As part of our planning grant efforts, we conducted eight focus groups with different community stakeholders, including citizens, flood officials, and community organizations.

The goal of the focus groups was to bring together community members and hear their perspectives on flood risk at both an individual and community level and see whether they understood their flood risk as connected to larger community flood risk, or as solely an individualistic problem that affects them personally. 

Main Themes

  • How individuals in our community define flood risk and its causes
  • How individuals define their community in the context of flood risk
  • What are the gaps in knowledge about flood risk and flood mitigation efforts
  • What resources the community currently uses and needs to learn about flooding


Key Insights

  1. Individuals conceive of flooding in relationship to themselves and their immediate circle first.
  2. Our discussions revealed division within the community in how individuals think about the causes of flooding and the potential solutions for reducing flood risk.

Participants

  • Economic development organizations staff from both local and regional groups
  • Business leaders representing the areas of engineering, land services, urban planning consulting, and marine services
  • Local government staff from Lafayette, Scott, Youngsville, Broussard, Maurice and Lafayette Parish. Departments included Planning and Zoning, the Mayor’s office, Administration, Public Works, and Flood Administration
  • Insurance agents representing both commercial and residential
  • Regional Planning Commission staff
  • Real estate agents
  • K-12 educators
  • Local environmental groups staff and members
  • Local cultural institutions
  • Regional United Way staff and volunteers
  • Unaffiliated citizens from urban/downtown neighborhoods
  • Unaffiliated citizens from recently flooded neighborhoods
  • Unaffiliated citizens without flooding experience


Quotes from Focus Group

“If you’ve flooded, you know. You start paying attention. Or if you nearly flooded, you really start paying attention because you don’t want it to happen again. Okay, so if you didn’t flood. You know, you don’t have interest in it, so you may not be paying that much attention.”
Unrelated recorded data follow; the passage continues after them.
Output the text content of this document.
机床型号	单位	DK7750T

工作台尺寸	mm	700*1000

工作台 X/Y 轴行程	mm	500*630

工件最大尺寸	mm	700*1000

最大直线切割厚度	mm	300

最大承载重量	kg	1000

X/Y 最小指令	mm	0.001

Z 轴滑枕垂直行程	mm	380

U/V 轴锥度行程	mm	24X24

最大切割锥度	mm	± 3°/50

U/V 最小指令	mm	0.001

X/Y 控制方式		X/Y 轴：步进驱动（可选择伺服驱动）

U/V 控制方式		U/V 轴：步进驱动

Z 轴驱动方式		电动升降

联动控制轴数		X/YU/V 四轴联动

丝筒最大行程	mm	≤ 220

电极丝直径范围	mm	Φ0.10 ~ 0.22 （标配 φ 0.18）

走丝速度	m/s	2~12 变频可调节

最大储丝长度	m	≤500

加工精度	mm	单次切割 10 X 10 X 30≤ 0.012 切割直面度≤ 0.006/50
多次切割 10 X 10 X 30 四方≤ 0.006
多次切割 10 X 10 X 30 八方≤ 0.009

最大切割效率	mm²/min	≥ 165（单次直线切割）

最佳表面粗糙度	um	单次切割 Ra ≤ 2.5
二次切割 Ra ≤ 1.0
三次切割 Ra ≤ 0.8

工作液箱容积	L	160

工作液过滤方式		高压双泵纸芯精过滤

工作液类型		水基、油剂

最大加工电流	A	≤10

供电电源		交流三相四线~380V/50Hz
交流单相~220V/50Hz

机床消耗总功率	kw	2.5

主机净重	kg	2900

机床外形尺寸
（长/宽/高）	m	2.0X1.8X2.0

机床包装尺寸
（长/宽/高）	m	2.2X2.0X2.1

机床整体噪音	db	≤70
“Even though your house doesn’t flood, our streets flood often.”

“I just wonder… had we taken the survey prior to 2016 flooding and [then again] after, what the results would have been. Before that hundred year flood, I would’ve said low, but since our house experienced flooding, I said high.”

 “These roads and our infrastructure [are] built to withstand a certain kind of storm, […] and so their capacity isn’t designed to handle it. It’s not like they’re designed wrong, they’re just no longer keeping pace with the rate of precipitation that we’re experiencing today.”

Discoveries

Understanding of Flooding and its Causes

Participants cited the 2016 Floods as a catalyst that changed perception and understanding of flooding, with regards to either their own risk or the risk of others. This variance highlighted the need for accessible information tools that consider local knowledge and historic data.

Definition of Community

 Some participants noted that their community was defined broadly, including those in their neighborhood, city, or parish. Others suggested that only those within their immediate proximity, such as their direct neighborhood or within their pre-existing social network, constituted their “community.” Thus, their understanding of flood impact was reliant on experience held by those groups.

Gaps in Knowledge About Mitigation Efforts

Participants noted a perceived lack of understanding about what local governments, builders and developers, and the state and federal governments were doing to mitigate flooding in Lafayette Parish and surrounding communities. Participants also self-identified their own knowledge gaps about what they could do personally to mitigate flooding and the causes of flooding.

Resources Used to Learn About Flooding

Participants mainly cited FEMA flood maps when discussing purchasing homes, rather than during a flood event.Also, the use of trusted individuals was the second-most used resource to learn about flood risk. Trusted individuals could be found in person, via social media, and through personal or recommended connections. At the same time, participants also cited social media and their social circles as sources for seeking information about flooding, indicating a level of community engagement. Resources intended to communicate flood risk (e.g., National Weather Service, FloodFactor) were underrepresented in participant responses.